Definitely a chuckle, every time.
Director Rob Minkoff and scripter Craig Wright have retained the wit and playful innocence of the original Peabody TV cartoon shorts, while adding a generous dollop of the snarky humor today’s viewers will recognize from the Shrek series. (No surprise, since this new Mr. Peabody & Sherman comes from DreamWorks Animation.)
And the worried Peabody purists out there can rest easy, because Wright clearly understands and employs the narrative and comic sensibilities that properly honor the source material. He gets it.
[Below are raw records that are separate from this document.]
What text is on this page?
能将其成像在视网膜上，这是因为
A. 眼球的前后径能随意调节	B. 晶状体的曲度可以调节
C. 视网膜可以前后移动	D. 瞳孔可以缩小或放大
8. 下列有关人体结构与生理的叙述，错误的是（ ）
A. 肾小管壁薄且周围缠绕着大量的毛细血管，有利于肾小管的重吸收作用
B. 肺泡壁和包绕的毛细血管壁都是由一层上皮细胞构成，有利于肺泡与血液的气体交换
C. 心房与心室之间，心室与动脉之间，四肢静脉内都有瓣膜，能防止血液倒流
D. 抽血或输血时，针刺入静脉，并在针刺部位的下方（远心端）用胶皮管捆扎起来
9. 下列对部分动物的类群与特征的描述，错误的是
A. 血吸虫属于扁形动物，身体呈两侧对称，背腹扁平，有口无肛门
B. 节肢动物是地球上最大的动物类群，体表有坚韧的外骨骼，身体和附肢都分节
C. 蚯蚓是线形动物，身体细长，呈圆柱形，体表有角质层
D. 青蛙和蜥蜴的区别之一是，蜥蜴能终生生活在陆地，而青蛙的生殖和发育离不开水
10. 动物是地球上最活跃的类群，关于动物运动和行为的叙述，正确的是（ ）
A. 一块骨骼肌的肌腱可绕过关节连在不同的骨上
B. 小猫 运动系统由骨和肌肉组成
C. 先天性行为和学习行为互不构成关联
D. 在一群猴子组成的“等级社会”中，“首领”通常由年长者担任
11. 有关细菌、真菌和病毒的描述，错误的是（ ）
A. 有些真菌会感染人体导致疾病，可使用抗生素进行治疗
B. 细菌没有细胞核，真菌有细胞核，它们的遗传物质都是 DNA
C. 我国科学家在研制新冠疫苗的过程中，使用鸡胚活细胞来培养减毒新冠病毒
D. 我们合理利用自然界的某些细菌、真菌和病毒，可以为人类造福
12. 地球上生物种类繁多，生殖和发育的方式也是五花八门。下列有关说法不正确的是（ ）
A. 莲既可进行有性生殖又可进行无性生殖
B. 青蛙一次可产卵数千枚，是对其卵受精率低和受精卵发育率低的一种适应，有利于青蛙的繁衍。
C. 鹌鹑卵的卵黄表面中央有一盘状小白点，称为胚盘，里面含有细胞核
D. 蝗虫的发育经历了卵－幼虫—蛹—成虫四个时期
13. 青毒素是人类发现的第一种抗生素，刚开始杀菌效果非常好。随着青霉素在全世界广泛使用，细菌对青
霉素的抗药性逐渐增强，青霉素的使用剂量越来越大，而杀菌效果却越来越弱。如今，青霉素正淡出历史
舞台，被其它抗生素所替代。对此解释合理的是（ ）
As further aided and abetted by Minkoff and editor Tom Finan’s zippy pacing, not to mention a droll voice cast, the resulting film is 92 minutes of inventive, larkish delight.
The core premise is that Mr. Peabody (voiced with polite know-it-all-ness by Ty Burrell) is a genius dog who is able to master any craft, skill or intellectual challenge he chooses to embrace. He can out-deduce Sherlock Holmes, and out-MacGyver MacGyver, when it comes to escaping from a hopeless situation.
Genius doesn’t confer companionship, though, so — some years back — Mr. Peabody adopted a foundling infant who now has grown to kidhood. Thus, the core joke: Instead of the usual boy/dog dynamic, these two always are introduced as Mr. Peabody and his boy, Sherman (superbly voiced by Max Charles, of TV’s The Neighbors).